The desire for electric hypercars is already dwindling. Rimac CEO Mate Rimac said this week that buyers at the high end of the market want to differentiate themselves as EVs go mainstream. They want combustion engines and an analog feel, not what the masses buy.
Mate noted during this week’s Financial Times Future of the Car Summit that a lot has changed since Rimac began developing the Nevera around 2017. While EV sales are slowing, consumers around the world have access to far more affordable options than they did a few years ago.
Gallery: 2023 Rimac Nevera First Drive Review
Governments have imposed strict regulations to spur EV adoption, and several automakers have already pledged to sell only EVs by a specific date. But some are open to altering those plans. Those forces are “pushing stuff on us that we don’t want,” and people are “a little bit repulsed by it,” Mate said, leading to a decline in demand for high-end EVs that's affecting his brand.
The Nevera hypercar is still for sale. The company has already delivered more than 50 cars to customers, but it had plans to produce 150 in total.
Falling demand and a shift in consumer trends mean that a Nevera successor might have some form of combustion power, Rimac suggests.
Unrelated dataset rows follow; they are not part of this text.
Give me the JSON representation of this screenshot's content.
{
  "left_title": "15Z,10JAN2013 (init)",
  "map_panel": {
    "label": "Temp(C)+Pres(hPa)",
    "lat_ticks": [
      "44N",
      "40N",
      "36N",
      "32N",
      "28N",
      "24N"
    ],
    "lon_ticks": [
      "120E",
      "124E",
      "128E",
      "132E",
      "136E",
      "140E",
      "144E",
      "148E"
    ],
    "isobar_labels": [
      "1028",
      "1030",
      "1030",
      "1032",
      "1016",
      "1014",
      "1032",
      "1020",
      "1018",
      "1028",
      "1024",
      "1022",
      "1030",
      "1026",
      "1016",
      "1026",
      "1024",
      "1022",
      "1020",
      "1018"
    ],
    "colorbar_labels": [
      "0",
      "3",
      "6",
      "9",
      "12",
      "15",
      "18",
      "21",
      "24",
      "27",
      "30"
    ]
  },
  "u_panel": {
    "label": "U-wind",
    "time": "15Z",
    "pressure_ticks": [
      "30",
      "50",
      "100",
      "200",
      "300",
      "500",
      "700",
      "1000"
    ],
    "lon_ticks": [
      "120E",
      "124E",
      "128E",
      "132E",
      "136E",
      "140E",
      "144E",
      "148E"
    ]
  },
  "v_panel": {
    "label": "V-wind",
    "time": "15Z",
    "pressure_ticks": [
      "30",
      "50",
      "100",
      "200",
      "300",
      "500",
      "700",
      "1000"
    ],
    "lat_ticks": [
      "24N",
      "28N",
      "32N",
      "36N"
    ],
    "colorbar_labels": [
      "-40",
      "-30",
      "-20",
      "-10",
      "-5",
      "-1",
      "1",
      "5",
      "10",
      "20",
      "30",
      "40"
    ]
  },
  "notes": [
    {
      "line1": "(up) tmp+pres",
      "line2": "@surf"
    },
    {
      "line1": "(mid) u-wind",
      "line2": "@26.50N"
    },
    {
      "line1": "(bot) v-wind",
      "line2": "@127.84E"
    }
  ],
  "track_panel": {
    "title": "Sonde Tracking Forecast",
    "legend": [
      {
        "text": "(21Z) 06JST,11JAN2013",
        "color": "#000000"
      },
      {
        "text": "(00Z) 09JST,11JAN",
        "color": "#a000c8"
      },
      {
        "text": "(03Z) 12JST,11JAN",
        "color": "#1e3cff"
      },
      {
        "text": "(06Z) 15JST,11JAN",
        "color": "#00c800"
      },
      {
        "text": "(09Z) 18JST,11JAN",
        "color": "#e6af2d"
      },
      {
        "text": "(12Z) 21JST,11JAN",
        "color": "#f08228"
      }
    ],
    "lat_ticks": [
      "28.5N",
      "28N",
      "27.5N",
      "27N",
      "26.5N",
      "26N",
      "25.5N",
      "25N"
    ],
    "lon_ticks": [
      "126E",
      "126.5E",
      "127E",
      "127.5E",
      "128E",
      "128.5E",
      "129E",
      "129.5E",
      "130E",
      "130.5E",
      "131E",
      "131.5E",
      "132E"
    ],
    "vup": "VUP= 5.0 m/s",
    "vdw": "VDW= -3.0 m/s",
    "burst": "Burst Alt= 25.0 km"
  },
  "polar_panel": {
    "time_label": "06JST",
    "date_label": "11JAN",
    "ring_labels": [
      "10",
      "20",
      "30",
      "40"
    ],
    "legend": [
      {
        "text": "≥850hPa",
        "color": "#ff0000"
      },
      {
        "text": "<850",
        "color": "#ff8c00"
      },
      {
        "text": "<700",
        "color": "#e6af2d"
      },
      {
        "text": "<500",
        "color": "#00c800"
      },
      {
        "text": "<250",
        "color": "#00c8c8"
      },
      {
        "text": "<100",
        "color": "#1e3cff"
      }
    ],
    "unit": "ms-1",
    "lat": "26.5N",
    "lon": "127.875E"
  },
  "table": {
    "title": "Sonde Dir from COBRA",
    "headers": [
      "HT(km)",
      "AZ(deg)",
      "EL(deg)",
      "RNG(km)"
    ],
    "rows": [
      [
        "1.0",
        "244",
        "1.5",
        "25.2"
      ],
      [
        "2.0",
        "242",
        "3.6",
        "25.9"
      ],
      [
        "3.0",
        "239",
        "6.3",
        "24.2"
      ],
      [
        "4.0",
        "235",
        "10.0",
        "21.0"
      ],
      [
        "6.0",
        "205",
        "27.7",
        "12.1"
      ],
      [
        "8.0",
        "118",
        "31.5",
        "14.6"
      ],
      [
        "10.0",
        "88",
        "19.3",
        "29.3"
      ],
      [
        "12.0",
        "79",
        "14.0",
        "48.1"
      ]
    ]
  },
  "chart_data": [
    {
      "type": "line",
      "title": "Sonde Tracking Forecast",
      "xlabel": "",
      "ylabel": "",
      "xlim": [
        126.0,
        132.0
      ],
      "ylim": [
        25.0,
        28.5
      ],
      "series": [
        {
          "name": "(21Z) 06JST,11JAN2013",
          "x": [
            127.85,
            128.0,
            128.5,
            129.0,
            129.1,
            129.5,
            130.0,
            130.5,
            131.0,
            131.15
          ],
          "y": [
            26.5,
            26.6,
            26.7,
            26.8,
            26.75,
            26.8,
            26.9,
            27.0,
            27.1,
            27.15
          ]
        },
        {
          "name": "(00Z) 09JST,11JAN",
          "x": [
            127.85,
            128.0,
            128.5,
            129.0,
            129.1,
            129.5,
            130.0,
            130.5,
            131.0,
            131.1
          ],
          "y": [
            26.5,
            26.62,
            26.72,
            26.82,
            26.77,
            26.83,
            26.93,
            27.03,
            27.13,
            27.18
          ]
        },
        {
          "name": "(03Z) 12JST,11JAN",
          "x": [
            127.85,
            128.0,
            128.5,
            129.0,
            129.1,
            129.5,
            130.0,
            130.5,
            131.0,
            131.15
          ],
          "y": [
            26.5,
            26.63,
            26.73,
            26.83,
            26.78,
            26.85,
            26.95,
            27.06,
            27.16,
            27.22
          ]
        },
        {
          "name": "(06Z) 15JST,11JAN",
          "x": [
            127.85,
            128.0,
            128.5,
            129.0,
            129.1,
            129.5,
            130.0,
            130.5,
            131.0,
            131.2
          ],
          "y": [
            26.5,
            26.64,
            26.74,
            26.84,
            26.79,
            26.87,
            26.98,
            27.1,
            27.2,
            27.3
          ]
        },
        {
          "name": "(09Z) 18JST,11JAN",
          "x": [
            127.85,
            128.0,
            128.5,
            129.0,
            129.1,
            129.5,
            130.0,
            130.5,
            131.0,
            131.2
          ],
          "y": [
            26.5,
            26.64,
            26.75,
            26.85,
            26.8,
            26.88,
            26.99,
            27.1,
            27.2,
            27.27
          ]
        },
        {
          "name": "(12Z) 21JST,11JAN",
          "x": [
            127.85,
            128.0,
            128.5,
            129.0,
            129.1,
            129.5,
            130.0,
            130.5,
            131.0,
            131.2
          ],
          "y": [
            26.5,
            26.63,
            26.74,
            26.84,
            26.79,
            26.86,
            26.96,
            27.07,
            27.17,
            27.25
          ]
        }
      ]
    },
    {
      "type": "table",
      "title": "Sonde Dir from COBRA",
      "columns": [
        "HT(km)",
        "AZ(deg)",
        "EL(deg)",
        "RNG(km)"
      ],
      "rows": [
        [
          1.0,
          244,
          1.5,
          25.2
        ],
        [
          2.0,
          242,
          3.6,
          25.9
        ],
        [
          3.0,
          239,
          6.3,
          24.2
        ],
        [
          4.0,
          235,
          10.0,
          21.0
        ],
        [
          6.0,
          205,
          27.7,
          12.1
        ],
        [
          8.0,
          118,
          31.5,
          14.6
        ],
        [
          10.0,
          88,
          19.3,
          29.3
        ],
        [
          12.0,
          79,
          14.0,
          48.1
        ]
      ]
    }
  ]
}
"Rimac isn’t exclusively electric; it’s doing whatever is most exciting at the time,” he said.
A pure EV won’t cut it, but a potent hybrid might, which might be one reason the Bugatti Chiron successor is getting that wild V-16 hybrid engine. Mate revealed in 2022 that two years before merging with Bugatti, Rimac had already started developing a combustion engine. The writing was on the wall.